Elle a toutes les caractéristiques des motos super sport de la fin des années 20. La Fabrique Nationale a d’ailleurs affuté une M67 pour établir à Monza le record du monde  des 24 heures à plus de 105km/h

En 1927, une M67 s’impose dans Mont Theux à plus de 132km/h.  1er au général au Bol d’Or  français.  Les victoires se succèdent , je ne saurais toutes les citer..Le succès commercial dépend des résultats sportifs . A l’époque le message était déjà bien compris.

 

 

A peine sortie de restauration, je m’engage à Zolder dans une rencontre historique de véhicules anciens pour m’amuser et m’apercevoir de ses performances. Je sors de cette expérience un peu déçu par sa vitesse en circuit mais quel bonheur.

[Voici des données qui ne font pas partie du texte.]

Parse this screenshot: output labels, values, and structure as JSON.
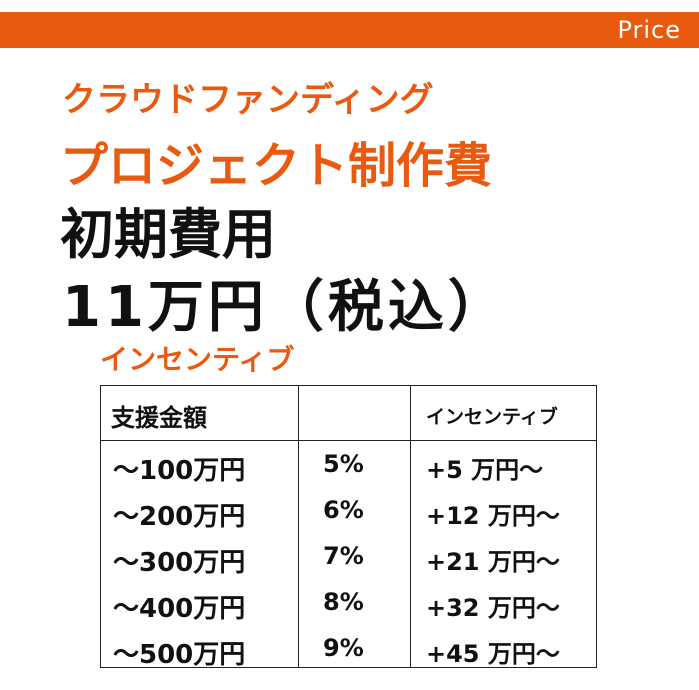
{
  "header": {
    "label": "Price"
  },
  "titles": {
    "line1": "クラウドファンディング",
    "line2": "プロジェクト制作費",
    "line3": "初期費用",
    "line4": "11万円（税込）"
  },
  "section_label": "インセンティブ",
  "table": {
    "header": {
      "amount": "支援金額",
      "incentive": "インセンティブ"
    },
    "rows": [
      [
        "～100万円",
        "5%",
        "+5 万円～"
      ],
      [
        "～200万円",
        "6%",
        "+12 万円～"
      ],
      [
        "～300万円",
        "7%",
        "+21 万円～"
      ],
      [
        "～400万円",
        "8%",
        "+32 万円～"
      ],
      [
        "～500万円",
        "9%",
        "+45 万円～"
      ]
    ]
  }
}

Ce moteur respire comme  au temps de sa première jeunesse.  Sur la photo,  mon papa m’accompagne et retrouve des motos qu’il a connu tout petit.  Mon M67 m’a suivi  sans jamais défaillir, attelée ou non pour des aventures dont les souvenirs sont encore bien présents dans ma mémoire.


Mon ami Yves Campion s’est pris de passion principalement pour la marque Gillet .

C’est tout naturellement que nous avons fait un échange de moto. Dans mes caves trainent des moteurs Gillet  incomplets et une 350 a soupapes latérales avec un trou dans le moteur (pour la petite anecdote une souris avait élu domicile à l’intérieur du bloc moteur).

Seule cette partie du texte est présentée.